I took a deep breath to enquire further, but Ellis cut in.
‘We can’t stay here. It’s not safe. Where’s your pod?’
Clerk gestured. ‘Behind St Mary Overie. About two hundred yards over there.’
We all surveyed the mêlée around us.
‘Right,’ said Ellis. ‘Our pod is closer. Everyone back to my place.’
‘Good idea,’ said Bashford, wiping sweat off his face. ‘I’m gagging for a cup of tea.’
This didn’t seem the moment to tell them.
They stuck me and North in the middle. I could have told them they’d do better to put her at the front and just follow meekly on behind, but it was their assignment so we did things their way. The
clean-up crew took up their positions at the front – like black-cloaked icebreakers, the rest of us clustered behind them – and we fought our way back to Ellis’s pod, down alleyways, along blocked streets, occasionally even dropping down to river level to avoid the worst bits.
We weren’t that far away – I thought I could catch a glimpse of the pod between groups of fleeing people – and I was looking forward to getting out of this crush and being able to take a moment to think things over properly – when London Bridge exploded. I’d completely forgotten about it and, judging by the expressions on their faces, so had Ellis and his crew.
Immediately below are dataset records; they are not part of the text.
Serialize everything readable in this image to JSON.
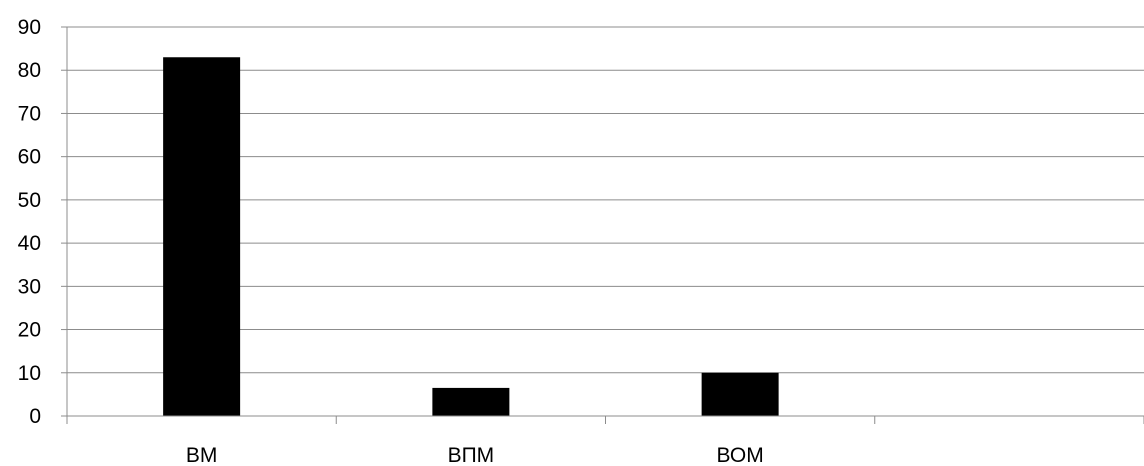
{
  "chart_data": {
    "type": "bar",
    "categories": [
      "ВМ",
      "ВПМ",
      "ВОМ",
      ""
    ],
    "values": [
      83,
      6.5,
      10,
      null
    ],
    "title": "",
    "xlabel": "",
    "ylabel": "",
    "ylim": [
      0,
      90
    ],
    "yticks": [
      0,
      10,
      20,
      30,
      40,
      50,
      60,
      70,
      80,
      90
    ],
    "grid": true,
    "legend": "none",
    "colors": {
      "bar": "#000000",
      "grid": "#8c8c8c",
      "axis": "#8c8c8c",
      "text": "#000000"
    }
  }
}
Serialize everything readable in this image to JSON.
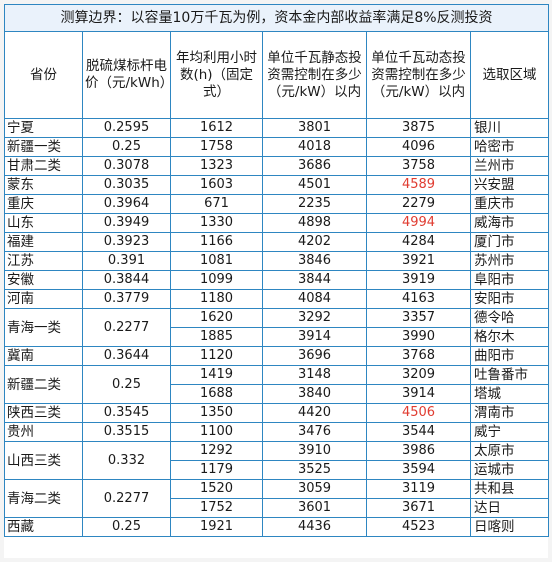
{
  "title": "测算边界：以容量10万千瓦为例，资本金内部收益率满足8%反测投资",
  "headers": {
    "province": "省份",
    "coal_price": "脱硫煤标杆电价（元/kWh）",
    "hours": "年均利用小时数(h)（固定式）",
    "static": "单位千瓦静态投资需控制在多少（元/kW）以内",
    "dynamic": "单位千瓦动态投资需控制在多少（元/kW）以内",
    "region": "选取区域"
  },
  "groups": [
    {
      "province": "宁夏",
      "price": "0.2595",
      "rows": [
        {
          "hours": "1612",
          "static": "3801",
          "dynamic": "3875",
          "region": "银川",
          "hl": false
        }
      ]
    },
    {
      "province": "新疆一类",
      "price": "0.25",
      "rows": [
        {
          "hours": "1758",
          "static": "4018",
          "dynamic": "4096",
          "region": "哈密市",
          "hl": false
        }
      ]
    },
    {
      "province": "甘肃二类",
      "price": "0.3078",
      "rows": [
        {
          "hours": "1323",
          "static": "3686",
          "dynamic": "3758",
          "region": "兰州市",
          "hl": false
        }
      ]
    },
    {
      "province": "蒙东",
      "price": "0.3035",
      "rows": [
        {
          "hours": "1603",
          "static": "4501",
          "dynamic": "4589",
          "region": "兴安盟",
          "hl": true
        }
      ]
    },
    {
      "province": "重庆",
      "price": "0.3964",
      "rows": [
        {
          "hours": "671",
          "static": "2235",
          "dynamic": "2279",
          "region": "重庆市",
          "hl": false
        }
      ]
    },
    {
      "province": "山东",
      "price": "0.3949",
      "rows": [
        {
          "hours": "1330",
          "static": "4898",
          "dynamic": "4994",
          "region": "威海市",
          "hl": true
        }
      ]
    },
    {
      "province": "福建",
      "price": "0.3923",
      "rows": [
        {
          "hours": "1166",
          "static": "4202",
          "dynamic": "4284",
          "region": "厦门市",
          "hl": false
        }
      ]
    },
    {
      "province": "江苏",
      "price": "0.391",
      "rows": [
        {
          "hours": "1081",
          "static": "3846",
          "dynamic": "3921",
          "region": "苏州市",
          "hl": false
        }
      ]
    },
    {
      "province": "安徽",
      "price": "0.3844",
      "rows": [
        {
          "hours": "1099",
          "static": "3844",
          "dynamic": "3919",
          "region": "阜阳市",
          "hl": false
        }
      ]
    },
    {
      "province": "河南",
      "price": "0.3779",
      "rows": [
        {
          "hours": "1180",
          "static": "4084",
          "dynamic": "4163",
          "region": "安阳市",
          "hl": false
        }
      ]
    },
    {
      "province": "青海一类",
      "price": "0.2277",
      "rows": [
        {
          "hours": "1620",
          "static": "3292",
          "dynamic": "3357",
          "region": "德令哈",
          "hl": false
        },
        {
          "hours": "1885",
          "static": "3914",
          "dynamic": "3990",
          "region": "格尔木",
          "hl": false
        }
      ]
    },
    {
      "province": "冀南",
      "price": "0.3644",
      "rows": [
        {
          "hours": "1120",
          "static": "3696",
          "dynamic": "3768",
          "region": "曲阳市",
          "hl": false
        }
      ]
    },
    {
      "province": "新疆二类",
      "price": "0.25",
      "rows": [
        {
          "hours": "1419",
          "static": "3148",
          "dynamic": "3209",
          "region": "吐鲁番市",
          "hl": false
        },
        {
          "hours": "1688",
          "static": "3840",
          "dynamic": "3914",
          "region": "塔城",
          "hl": false
        }
      ]
    },
    {
      "province": "陕西三类",
      "price": "0.3545",
      "rows": [
        {
          "hours": "1350",
          "static": "4420",
          "dynamic": "4506",
          "region": "渭南市",
          "hl": true
        }
      ]
    },
    {
      "province": "贵州",
      "price": "0.3515",
      "rows": [
        {
          "hours": "1100",
          "static": "3476",
          "dynamic": "3544",
          "region": "威宁",
          "hl": false
        }
      ]
    },
    {
      "province": "山西三类",
      "price": "0.332",
      "rows": [
        {
          "hours": "1292",
          "static": "3910",
          "dynamic": "3986",
          "region": "太原市",
          "hl": false
        },
        {
          "hours": "1179",
          "static": "3525",
          "dynamic": "3594",
          "region": "运城市",
          "hl": false
        }
      ]
    },
    {
      "province": "青海二类",
      "price": "0.2277",
      "rows": [
        {
          "hours": "1520",
          "static": "3059",
          "dynamic": "3119",
          "region": "共和县",
          "hl": false
        },
        {
          "hours": "1752",
          "static": "3601",
          "dynamic": "3671",
          "region": "达日",
          "hl": false
        }
      ]
    },
    {
      "province": "西藏",
      "price": "0.25",
      "rows": [
        {
          "hours": "1921",
          "static": "4436",
          "dynamic": "4523",
          "region": "日喀则",
          "hl": false
        }
      ]
    }
  ]
}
We were trying to get off the foreshore, fighting our way up a flight of slippery wooden steps, and therefore had a first-class view I could well have done without. I don’t know whether they’d lit long fuses – probably – or floated a fireship – unlikely given the river congestion – but I saw a white flash that hurt my eyes, followed by a series of short, sharp cracks that ran from one starling to another and hurt my ears, followed by a massive boom that made the ground shake beneath my feet and, finally, a long, loud rumble that seemed to go on forever. The shockwave flung me backwards off the steps and into the mud and North landed on top of me. Everyone else flung themselves to the ground anyway.
Almost in slow motion, the bridge blew apart. A lot of it went up. Some of the structures on it were seven storeys high and solidly built and they disintegrated like children’s building bricks. There was no warning. They hadn’t bothered to clear the bridge, although in all fairness, it was hard to see how they could have. I saw scores of people flung, cartwheeling, high into the air, black silhouettes against the bright blue sky.
Great lumps of masonry cracked and tumbled on to the boats beneath. There was no escape for anyone on the river. Giant waves capsized those boats not crushed beneath the bridge itself.